The therapy consists of a cycle of sessions, of variable number depending on the pathology and its severity, during which the needles will remain fixed in the body for about 30 minutes.

The World Health Organization has drawn up a table listing the fields in which it can be useful to resort to acupuncture, alone or in association with traditional therapies:

      • ache
      • nervous system diseases such as insomnia and anxiety
      • osteoarticular and rheumatological diseases
      • obstetric-gynecological diseases
      • respiratory diseases
      • gastrointestinal diseases such as nausea, vomiting, constipation
      • chronic degenerative diseases
      • cardiovascular diseases
      • oncological diseases


Acupuncture and oncology

Acupuncture in cancer patients aims to reduce the side effects of the disease, traditional therapies and therefore improve the quality of life.

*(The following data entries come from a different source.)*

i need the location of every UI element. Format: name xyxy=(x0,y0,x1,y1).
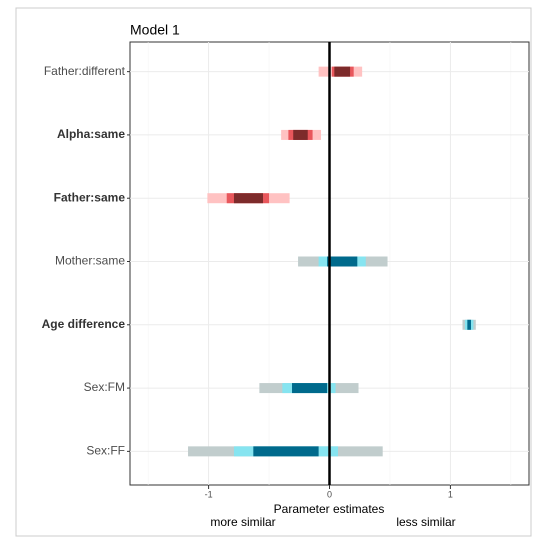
x-tick-label: 1 xyxy=(448,489,453,499)
right-note: less similar xyxy=(396,515,455,529)
y-tick-label: Age difference xyxy=(42,317,126,331)
interval-bar xyxy=(253,446,319,457)
x-tick-label: -1 xyxy=(205,489,213,499)
y-tick-label: Sex:FF xyxy=(86,444,125,458)
y-tick-label: Mother:same xyxy=(55,254,125,268)
left-note: more similar xyxy=(210,515,275,529)
interval-bar xyxy=(293,129,308,140)
interval-bar xyxy=(334,66,351,77)
chart-title: Model 1 xyxy=(130,22,180,38)
y-tick-label: Alpha:same xyxy=(57,127,125,141)
x-axis-label: Parameter estimates xyxy=(274,502,385,516)
interval-bar xyxy=(233,193,263,204)
interval-bar xyxy=(467,319,471,330)
x-tick-label: 0 xyxy=(327,489,332,499)
interval-bar xyxy=(327,256,358,267)
y-tick-label: Father:same xyxy=(54,190,126,204)
interval-bar xyxy=(292,383,328,394)
y-tick-label: Father:different xyxy=(44,64,126,78)
y-tick-label: Sex:FM xyxy=(84,380,125,394)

Studies currently available in the literature show that oncology acupuncture is useful for:

      • counteract nausea and vomiting induced by chemotherapy drugs and radiotherapy. This would seem to be the most important effect of acupuncture (1)
      • reduce neuropathic pain triggered by some chemotherapy, joint pain typical of hormone therapy or radiation therapy or pain after surgery (2)
      • reduce post-chemotherapy fatigue (3)
      • improve frequent sleep disturbance in cancer patients (4)
      • improve the depressive symptoms that often occur following the diagnosis of cancer (5)
      • reduce vasomotor symptoms (such as hot flashes) in women with breast cancer and undergoing hormone therapy (6)


Safety and side effects

Acupuncture is a safe treatment, does not interfere with traditional drug therapies and has practically no side effects. Furthermore, it is cheap and simple to use even in the hospital setting.

Since the needles that are used are made of metal, the practice of acupuncture is contraindicated in patients who have a metal allergy.


Bibliographical references:

1) Medicine (Baltimore). 2020 Jan. Prevention of chemotherapyinduced nausea and vomiting with acupuncture: A protocol for systematic review and meta-analysis. Ma TT, Zhang T, Zhang GL, Dai CF, Zhang BR, Wang XM, Wang LP.

2) Eur J Cancer Care (Engl). 2017 Mar. Systematic review and meta-analysis of acupuncture to reduce cancer-related pain. Chiu H, Hsieh YJ, Tsai PS.

3) Support Care Cancer. 2018 Feb. Effects of acupuncture on cancerrelated fatigue: a meta-analysis. Zhang Y, Lin L, Li H, Hu Y, Tian L.

4) Integr Cancer Ther. 2017 Jun. Acupuncture for Managing Cancer-Related Insomnia: A Systematic Review of Randomized Clinical Trials. Choi TY, Kim JI, Lim HJ, Lee MS.

5) J Tradit Chin Med. 2011 Sep. Clinical research of acupuncture on malignant tumor patients for improving depression and sleep quality. Feng Y, Wang XY, Li SD, Zhang Y, Wang HM, Li M, Cao K, Ye YF, Zhang Z.

6) J Cancer Res Ther. 2018 Sep. Acupuncture for the relief of hot flashes in breast cancer patients: A systematic review and meta-analysis of randomized controlled trials and observational studies. Wang XP, Zhang DJ, Wei XD, Wang JP, Zhang DZ.